Today, Vista runs essentially the same constantly updated software around the world, although with tweaks to fit particular countries, particularly China.
Because Village had tentacles all around the world, by 1997 word got out about the systems Madison was building and people were starting to approach it to install systems outside the Village group.
“By that stage, we realised we had something that was saleable around the world,” he says.
Village and Madison had then formed a joint venture. After the Village business underwent several ownership changes, the Vista founders bought back the other 50 percent of the business in 2011.
While the 2014 prospectus alluded to the potential for Vista’s software to be applied in other industries with large customer databases and loyalty programmes, its current strategy is expanding up and down the movie industry’s value chain.
From the core cinema management products, Vista Cinema and Veezi, it has expanded up the chain to movie distributors and studios through Movio. Movio Cinema accumulates data from its customers and Movio Media harnesses that data to build anonymised profiles of movie goers.
“It’s easily the biggest database of movie-going habits in the world,” Holdaway says.
Harnessed to other larger databases, it can identify those with the most propensity to see any given movie, allowing studios, distributors and cinema owners to more precisely target promotions where they will be most effective.
“The mission is to connect everybody with their ideal movie,” he says.
Some $40 million of the float’s $92 million proceeds were earmarked to buy out the other shareholders in Movio, distribution company Maccs and to fund other businesses, including Veezi.
Vista Cinema, including Veezi, is no slouch, lifting earnings before interest, tax, depreciation and amortisation by 29.3 percent in calendar 2018 and accounting for 87 percent of group ebitda. But Movio is the fastest growing after lifting ebitda 72 percent.
Holdaway says Movio caused a lot of excitement at the time of the float because it was attempting to do something that hadn’t previously been attempted.
But expectations got a little ahead of the actual results and it wasn’t until 2018 that Movio really began to fire financially.
It’s been an enormous education process to persuade the movie industry, still heavy users of traditional promotions such as billboards and television advertising, to move into digital promotion, he says. Even now, even Vista doesn’t quite know what Movio Media’s full potential is.
“There’s still a lot of room for Movio to grow” and that’s the part of Vista that probably has the greatest upside, Holdaway says.
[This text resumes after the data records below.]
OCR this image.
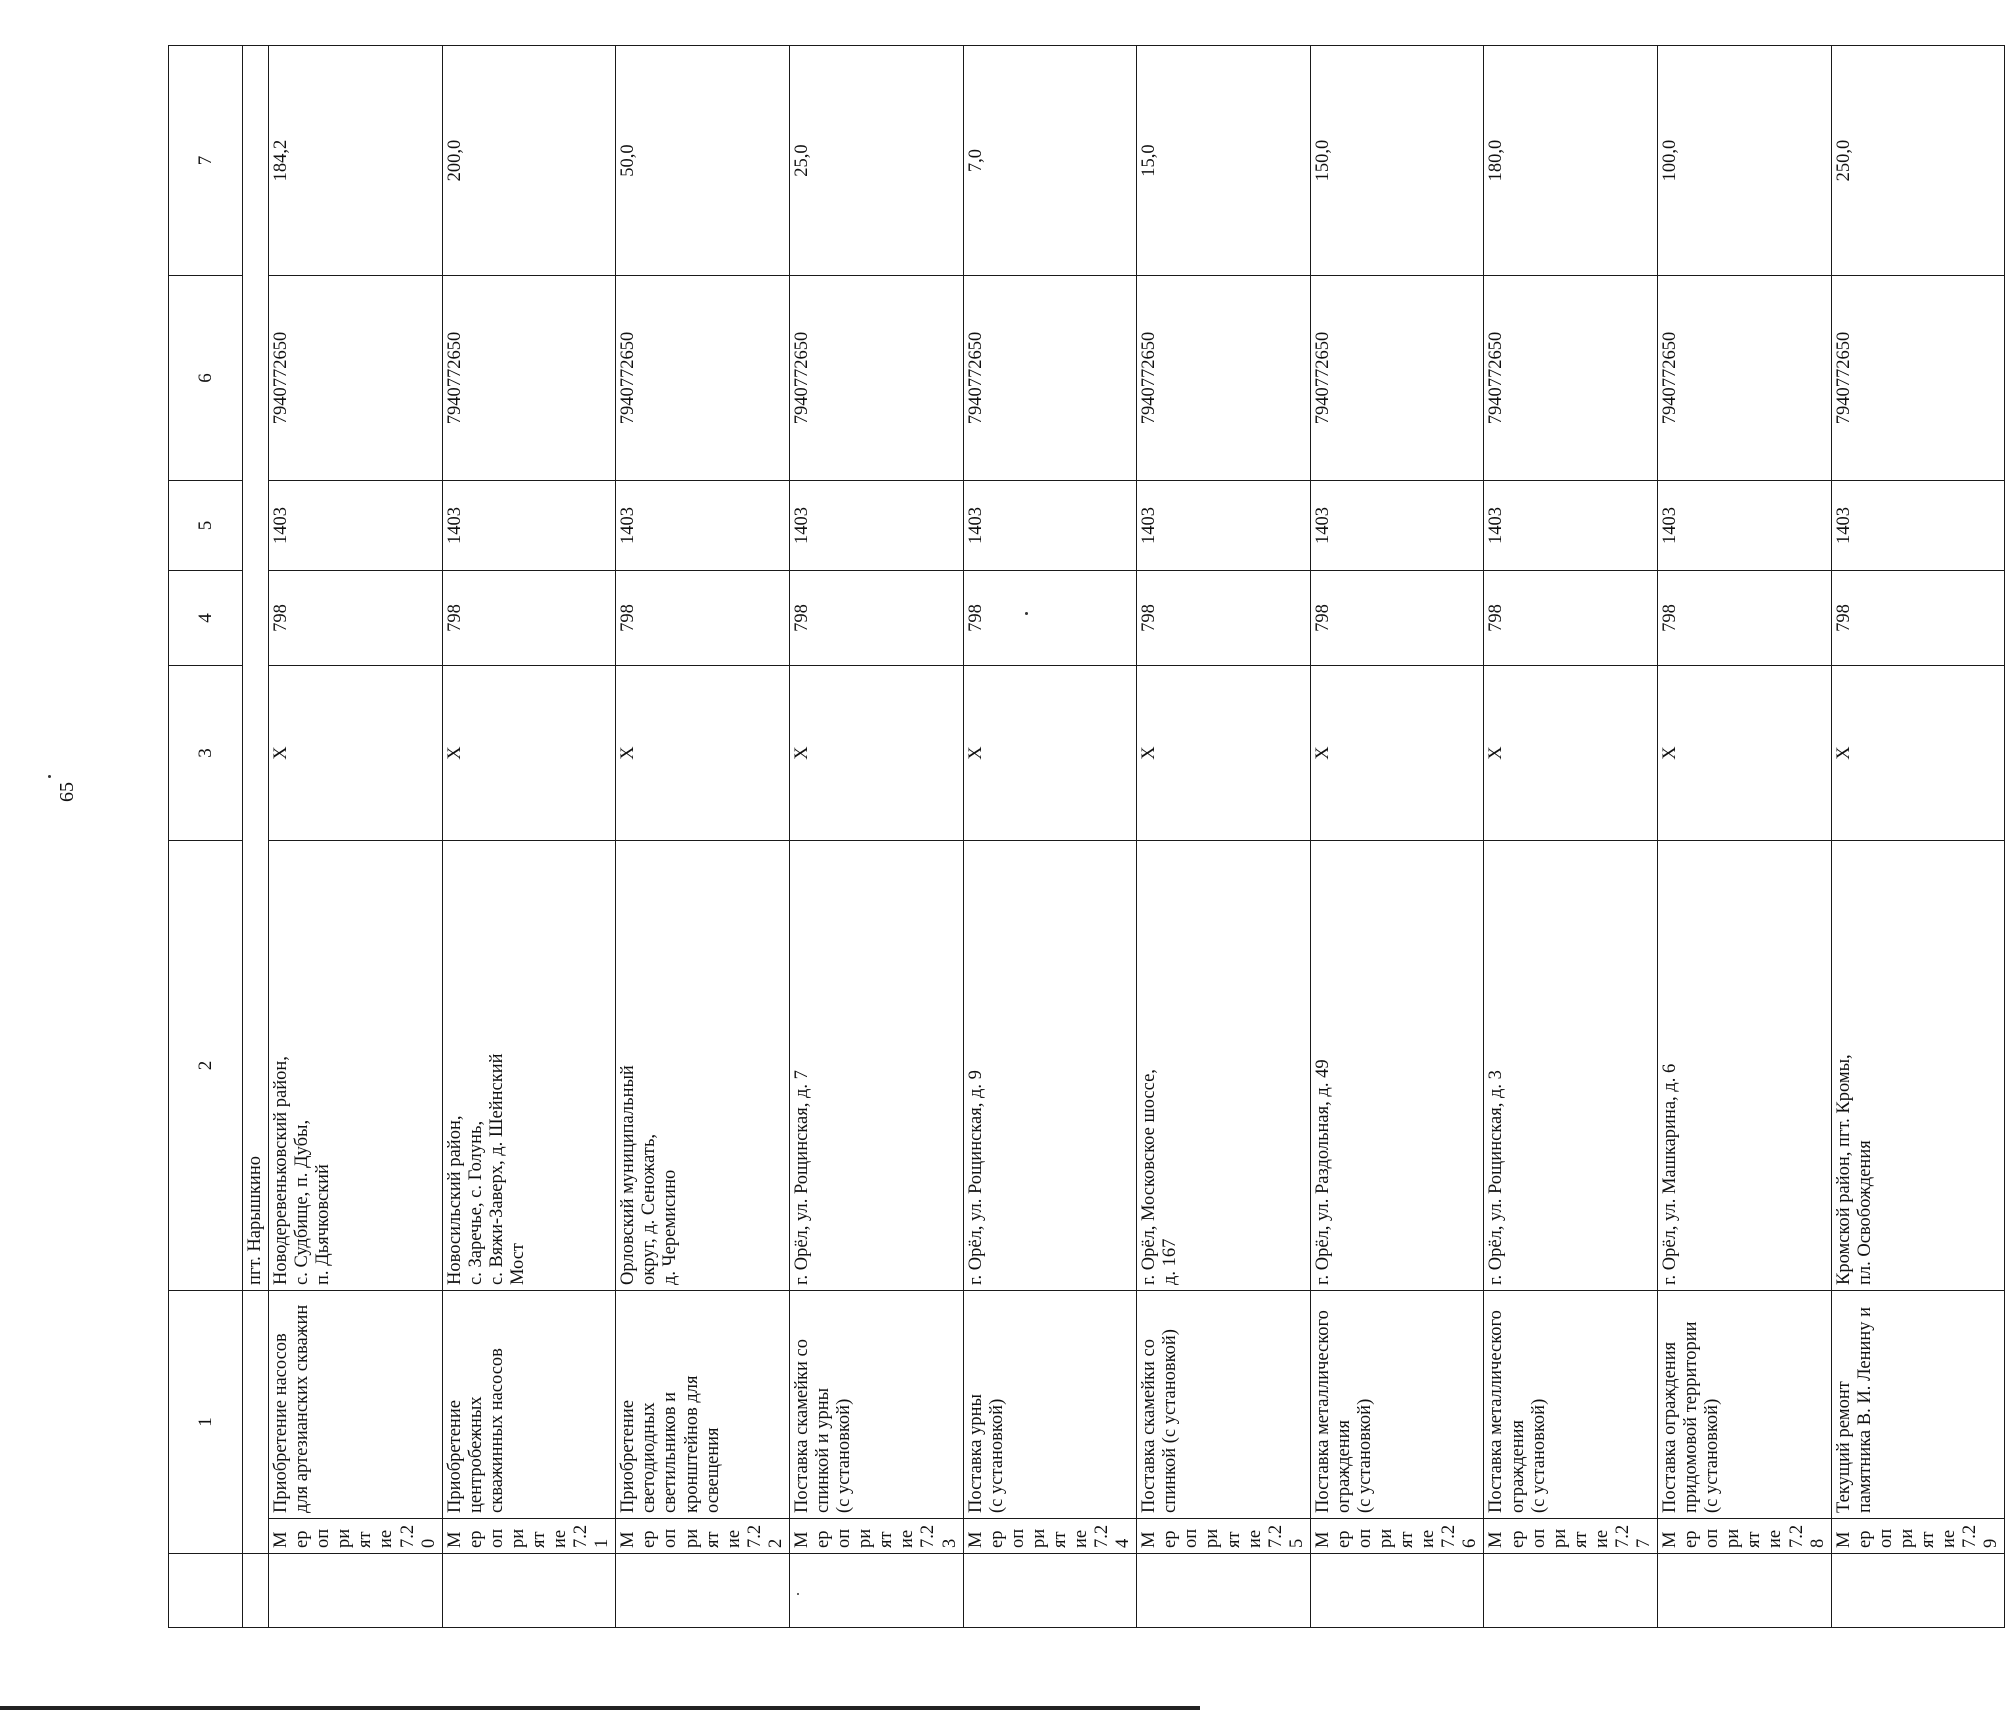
65
	1		2	3	4	5	6	7
			пгт. Нарышкино					
	Мероприятие
7.20	Приобретение насосов
для артезианских скважин	Новодеревеньковский район,
с. Судбище, п. Дубы,
п. Дьячковский	X	798	1403	7940772650	184,2
	Мероприятие
7.21	Приобретение
центробежных
скважинных насосов	Новосильский район,
с. Заречье, с. Голунь,
с. Вяжи-Заверх, д. Шейнский
Мост	X	798	1403	7940772650	200,0
	Мероприятие
7.22	Приобретение
светодиодных
светильников и
кронштейнов для
освещения	Орловский муниципальный
округ, д. Сеножать,
д. Черемисино	X	798	1403	7940772650	50,0
	Мероприятие
7.23	Поставка скамейки со
спинкой и урны
(с установкой)	г. Орёл, ул. Рощинская, д. 7	X	798	1403	7940772650	25,0
	Мероприятие
7.24	Поставка урны
(с установкой)	г. Орёл, ул. Рощинская, д. 9	X	798	1403	7940772650	7,0
	Мероприятие
7.25	Поставка скамейки со
спинкой (с установкой)	г. Орёл, Московское шоссе,
д. 167	X	798	1403	7940772650	15,0
	Мероприятие
7.26	Поставка металлического
ограждения
(с установкой)	г. Орёл, ул. Раздольная, д. 49	X	798	1403	7940772650	150,0
	Мероприятие
7.27	Поставка металлического
ограждения
(с установкой)	г. Орёл, ул. Рощинская, д. 3	X	798	1403	7940772650	180,0
	Мероприятие
7.28	Поставка ограждения
придомовой территории
(с установкой)	г. Орёл, ул. Машкарина, д. 6	X	798	1403	7940772650	100,0
	Мероприятие
7.29	Текущий ремонт
памятника В. И. Ленину и	Кромской район, пгт. Кромы,
пл. Освобождения	X	798	1403	7940772650	250,0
Vista has also expanded down the chain to actual movie-goers with offerings such as Flicks, a movie review and showtimes app, and Stardust, an app for movie fans to share views and information on movies. Both are still described as “early-stage investments.”
In April last year, Holdaway stepped away from the chief executive’s role, although clearly he is far from done with Vista. He handed over to Kimbal Riley who had been heading the core Vista business for the previous four years.
“I had done it for 20 years and five years in a listed environment. I just felt it was time to let someone else have a go at it.”
Holdaway says he felt he could be more valuable to the company working on product development and customer relations.
“I have an in-depth understanding of how the film business works from a data and software point of view. There are stages in a business’s life cycles where you need different capabilities. Certainly in smaller companies, being founder-led is really important. I guess you get to a scale where the impact of one person becomes less.”
Just over a year down the track, Vista chair Kirk Senior – who had been Village’s chief executive – says the management change had delivered the one-and-one-makes three success he had hoped for.